Second, the guidelines increased the requirement on the minimum number of independent directors from two (2) to having at least 20% but not less than 2. It also adopted the term limits for independent directors prescribed by the Securities and Exchange Commission for public and listed companies. The SEC, in particular, prescribed that an independent director can only be elected as such in only five (5) companies of the conglomerate. Moreover, the SEC is also prescribing a 5-2-5 rule, wherein an independent director can only serve as such in the same company for five (5) consecutive years. The term may be extended for another five (5) consecutive years only after a two-year (2) "cooling off" period. After serving for ten years, the independent director shall be perpetually barred from being elected as such in the same company. Under the approved governance guidelines of the BSP, the foregoing rules shall apply to all types of banks.
Third, the guidelines explicitly prohibit the Chief Executive Officer, Chief Financial Officer and/or Treasurer from being part of the audit committee so as to prevent personnel holding said positions from exercising undue influence on the decision of the said committee. Moreover, the guidelines require at least one (1) independent director to be a member of the risk oversight committee (formerly risk management committee) and that the chairperson of said committee be a non-executive member. The guidelines further provide that the chairperson of the corporate governance committee be an independent director.
In applying the principle of proportionality, on the other hand, the MB relaxed existing regulations for non-complex banks by requiring them to constitute at a minimum, only the audit committee from the existing requirement of constituting at least three (3) committees (i.e., audit, corporate governance and risk oversight).
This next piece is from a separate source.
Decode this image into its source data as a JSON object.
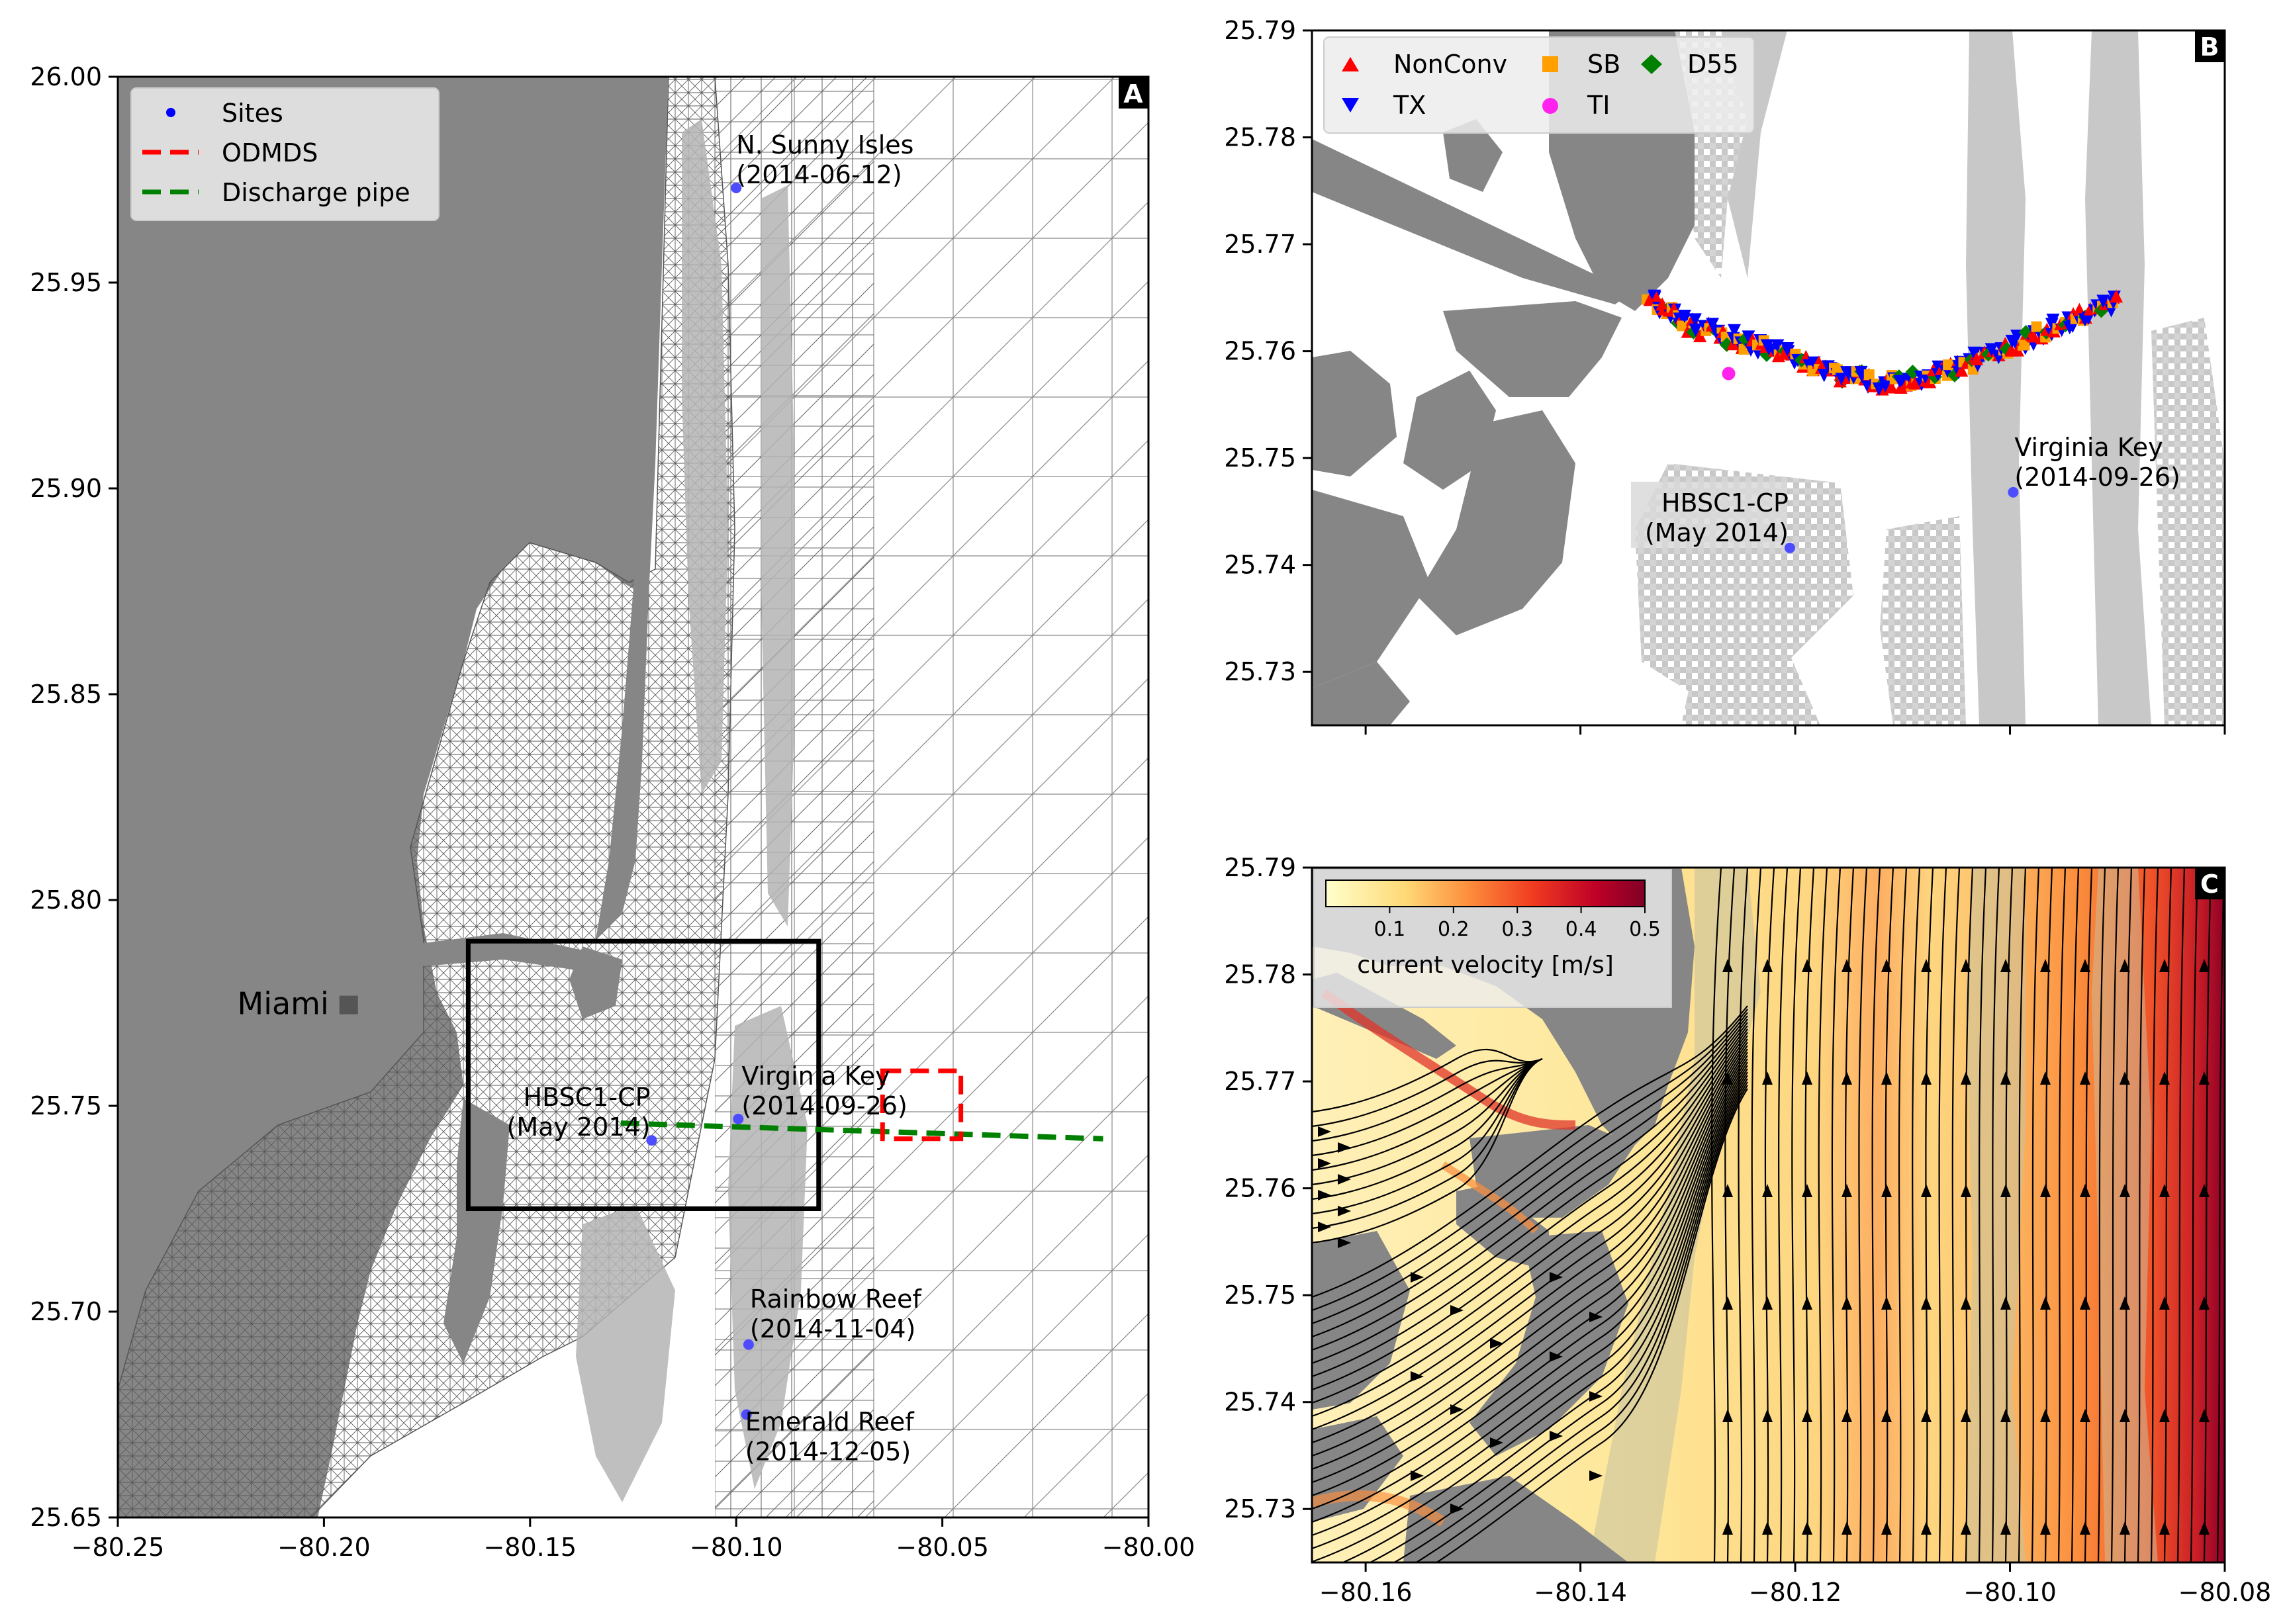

In this regard, all universal and commercial banks shall be considered as complex while thrift, rural and cooperative banks shall be considered as non-complex, unless the BSP declares otherwise.
Finally, to ensure that the systems for checks and balances remain effective, the guidelines require non-executive board members to conduct regular meetings with the external auditor and heads of the internal audit, compliance and risk management functions.
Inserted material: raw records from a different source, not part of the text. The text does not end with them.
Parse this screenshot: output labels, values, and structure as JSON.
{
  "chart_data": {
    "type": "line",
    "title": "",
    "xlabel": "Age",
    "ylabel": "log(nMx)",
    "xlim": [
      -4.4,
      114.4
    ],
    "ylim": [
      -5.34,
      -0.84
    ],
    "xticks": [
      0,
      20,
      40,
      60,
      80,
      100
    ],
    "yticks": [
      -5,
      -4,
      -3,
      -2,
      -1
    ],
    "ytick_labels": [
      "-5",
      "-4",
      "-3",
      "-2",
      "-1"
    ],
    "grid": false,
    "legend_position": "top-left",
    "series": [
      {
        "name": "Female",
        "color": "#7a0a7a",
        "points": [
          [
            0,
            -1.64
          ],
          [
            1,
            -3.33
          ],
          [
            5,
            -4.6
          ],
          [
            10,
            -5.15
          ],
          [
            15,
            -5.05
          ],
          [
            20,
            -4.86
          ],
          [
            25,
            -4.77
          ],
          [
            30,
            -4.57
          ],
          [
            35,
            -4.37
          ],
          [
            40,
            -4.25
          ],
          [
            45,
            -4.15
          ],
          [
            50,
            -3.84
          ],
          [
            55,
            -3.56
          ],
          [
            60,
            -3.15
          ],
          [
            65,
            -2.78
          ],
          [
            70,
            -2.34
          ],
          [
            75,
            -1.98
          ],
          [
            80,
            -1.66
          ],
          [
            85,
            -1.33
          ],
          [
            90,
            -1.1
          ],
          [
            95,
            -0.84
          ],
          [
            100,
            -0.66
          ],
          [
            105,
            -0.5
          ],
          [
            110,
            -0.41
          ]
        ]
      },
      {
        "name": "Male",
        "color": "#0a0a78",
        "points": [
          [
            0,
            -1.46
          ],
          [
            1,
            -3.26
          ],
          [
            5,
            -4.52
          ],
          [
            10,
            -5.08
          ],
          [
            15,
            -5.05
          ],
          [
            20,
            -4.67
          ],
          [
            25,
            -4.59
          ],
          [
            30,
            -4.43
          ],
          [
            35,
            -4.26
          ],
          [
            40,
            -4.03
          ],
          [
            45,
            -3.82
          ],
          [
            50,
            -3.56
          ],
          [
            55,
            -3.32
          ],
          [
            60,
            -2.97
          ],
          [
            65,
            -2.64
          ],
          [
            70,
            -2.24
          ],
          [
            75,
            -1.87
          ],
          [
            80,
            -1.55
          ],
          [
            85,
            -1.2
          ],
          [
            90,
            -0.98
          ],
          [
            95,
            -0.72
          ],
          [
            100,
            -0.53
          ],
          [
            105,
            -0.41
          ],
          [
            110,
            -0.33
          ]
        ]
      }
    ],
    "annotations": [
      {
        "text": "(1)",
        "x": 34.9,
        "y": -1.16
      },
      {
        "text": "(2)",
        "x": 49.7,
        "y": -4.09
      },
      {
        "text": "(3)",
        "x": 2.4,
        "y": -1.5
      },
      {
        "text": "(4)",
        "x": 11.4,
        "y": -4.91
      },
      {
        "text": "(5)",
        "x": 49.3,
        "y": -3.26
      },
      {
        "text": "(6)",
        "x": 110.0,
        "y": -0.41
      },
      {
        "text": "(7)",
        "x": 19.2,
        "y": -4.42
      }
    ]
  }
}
BSP’s expectations relative to noted common governance issues and concerns in its supervised entities were also set-out in the governance guidelines. For instance, BSP expectations and requirements concerning supervised entities belonging in conglomerate structures either as parent company or a subsidiary/affiliate of a non-regulated parent company were provided. In particular, in the case of a parent company bank, the basic principle that applies is that its board of directors shall have the overall responsibility for ensuring consistent adoption of corporate governance policies and systems across the entire group. In cases where the bank is a subsidiary/affiliate of a non-BSP regulated parent company, on the other hand, its board of directors should ensure that it complies with the governance policies, practices and systems of the parent company as well as meets the standards and requirements set forth under existing laws, rules and regulations. Under both cases, supervised entities are required to disclose to the BSP all entities in the group as well as all significant transactions between entities in the group involving any BSP-regulated institution. These requirements are intended to provide the BSP a better appreciation of the interaction and dependencies of entities, including a supervised financial institution, belonging to the same conglomerate.
Also, the guidelines required universal/commercial banks to appoint a Chief Risk Officer (CRO) and clarified the reporting line for said position. Specifically, CROs may report to the President or Senior Management but shall have direct access to the board and the risk oversight committee without any impediment. In order to ensure the independence of said position, the guidelines provide that the performance ratings of the CRO should be confirmed by the BOD and that the replacement of the person holding this position should be reported to the BSP.
The approved guidelines are the first of a three-part issuance on corporate governance, which will be followed by issuances governing internal controls and risk management, respectively. The three-part governance package is expected to be completed this year.